Any information you can share in that regard? I'm keen to try and replicate this if I can...
SDA does not rely on massive external data. V1.0 We used a curated dataset of approximately 1k high-aesthetic image-text pairs as "semantic anchors."
Scale and Focus: Unlike pre-training from scratch, the goal of SDA is not to teach the model "new knowledge" but to realign its "behavioral patterns" using the Teacher model as a guide. Therefore, the breadth of semantic coverage is far more critical than raw data volume.
Semantic Scope: The training set covers a wide range of subjects, from human poses and natural landscapes to architectural compositions and fantasy art. This broad coverage ensures that the SDA LoRA's "velocity field rotation" is generalized across all feature domains, rather than being confined to a specific style.

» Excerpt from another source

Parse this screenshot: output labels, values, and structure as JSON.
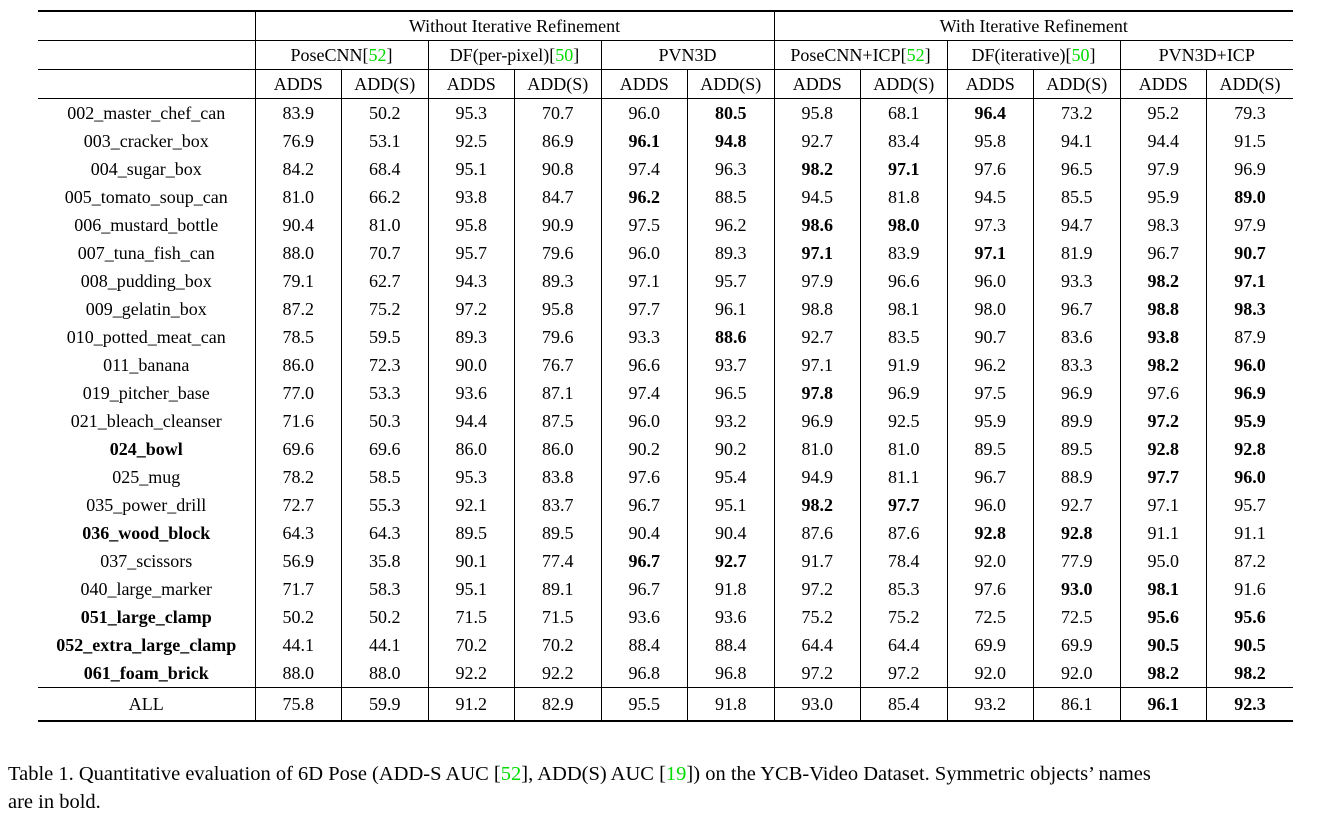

BUT!SDA might not require any external pixel information at all.
Diversity as a Mathematical Mapping: Diversity collapse is essentially a mathematical mapping failure—where the model projects different noise seeds onto the same output (collapsing the Jacobian of the function). Restoring this diversity is a topological correction in the latent space.
Extracting Logic from the Teacher’s "Brain": In the SDA framework, the actual "diversity signal" is derived from the real-time alignment with the Teacher model’s noise-response patterns.
Image-Free Potential: Theoretically, we could feed the model purely random prompts and random noise. The necessary $x_0$ (clean target features) can be generated on-the-fly by the Teacher model (the non-distilled Z-Image) as synthetic latents.
Logic over Pixels: Diversity recovery comes from "extracting the logic" of the Teacher, not from the pixel information of a dataset. This "Image-Free" characteristic proves that SDA repairs the model at the logical/dynamics level rather than just "patching" pixels. This is precisely why such a small parameter shift can trigger such massive compositional changes.